Boris Gobille et Bernard Pudal*, chercheurs en science politique, analysent ce qui constitue aujourd’hui l’héritage de Mai 68,
et les raisons qui poussent certains à le remettre en cause.

Christophe Kantcheff  • 26 juillet 2007 abonné·es

Selon vous, pourquoi Nicolas Sarkozy s’en est-il pris à Mai68~?

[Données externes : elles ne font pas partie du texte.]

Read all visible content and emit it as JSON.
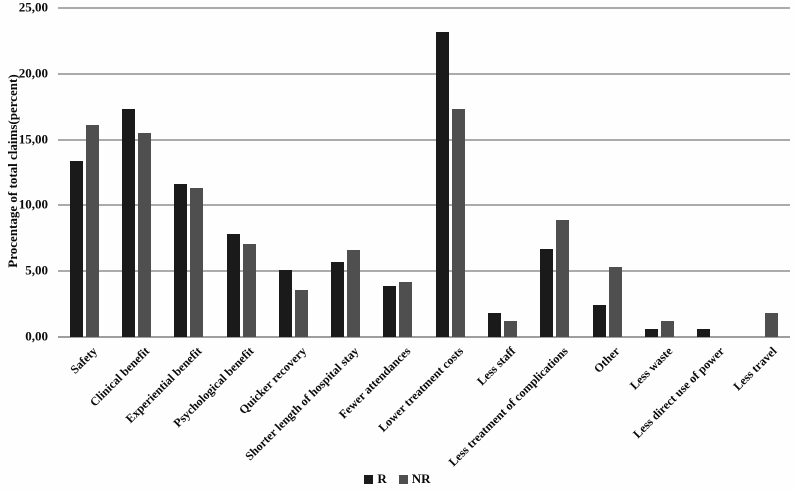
{
  "figure": {
    "background": "#fefefe",
    "text_color": "#0a0a0a",
    "gridline_color": "#ababab"
  },
  "chart_data": {
    "type": "bar",
    "title": "",
    "xlabel": "",
    "ylabel": "Procentage of total claims(percent)",
    "ylim": [
      0,
      25
    ],
    "yticks": [
      0,
      5,
      10,
      15,
      20,
      25
    ],
    "ytick_labels": [
      "0,00",
      "5,00",
      "10,00",
      "15,00",
      "20,00",
      "25,00"
    ],
    "grid": true,
    "legend_position": "bottom-center",
    "categories": [
      "Safety",
      "Clinical benefit",
      "Experiential benefit",
      "Psychological benefit",
      "Quicker recovery",
      "Shorter length of hospital stay",
      "Fewer attendances",
      "Lower treatment costs",
      "Less staff",
      "Less treatment of complications",
      "Other",
      "Less waste",
      "Less direct use of power",
      "Less travel"
    ],
    "series": [
      {
        "name": "R",
        "color": "#1a1a1a",
        "values": [
          13.4,
          17.3,
          11.6,
          7.8,
          5.1,
          5.7,
          3.9,
          23.2,
          1.8,
          6.7,
          2.4,
          0.6,
          0.6,
          0
        ]
      },
      {
        "name": "NR",
        "color": "#4f4f4f",
        "values": [
          16.1,
          15.5,
          11.3,
          7.1,
          3.6,
          6.6,
          4.2,
          17.3,
          1.2,
          8.9,
          5.3,
          1.2,
          0,
          1.8
        ]
      }
    ]
  }
}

Boris Gobille~: Dans son discours du 29 avril, Nicolas Sarkozy a fait de Mai68 un enjeu majeur, exprimant la nécessité d’en liquider l’héritage. Or, dans un discours antérieur, il avait récupéré Jaurès, Blum, la lettre de Guy Môquet, c’est-à-dire un certain nombre de figures centrales de la gauche. Mais, pour lui, Mai68 reste irrécupérable. Car ce que représente Mai 68 constitue le dernier bastion qui résiste encore à la pensée néoconservatrice en France. Sur le plan économique, celle-ci a déjà réussi à imposer l’idée que l’économie de marché telle qu’elle fonctionne aujourd’hui n’a pas d’alternative. Mais il lui restait à faire sauter les quelques verrous moraux et culturels qui l’empêchaient encore de développer son programme dans toute sa brutalité.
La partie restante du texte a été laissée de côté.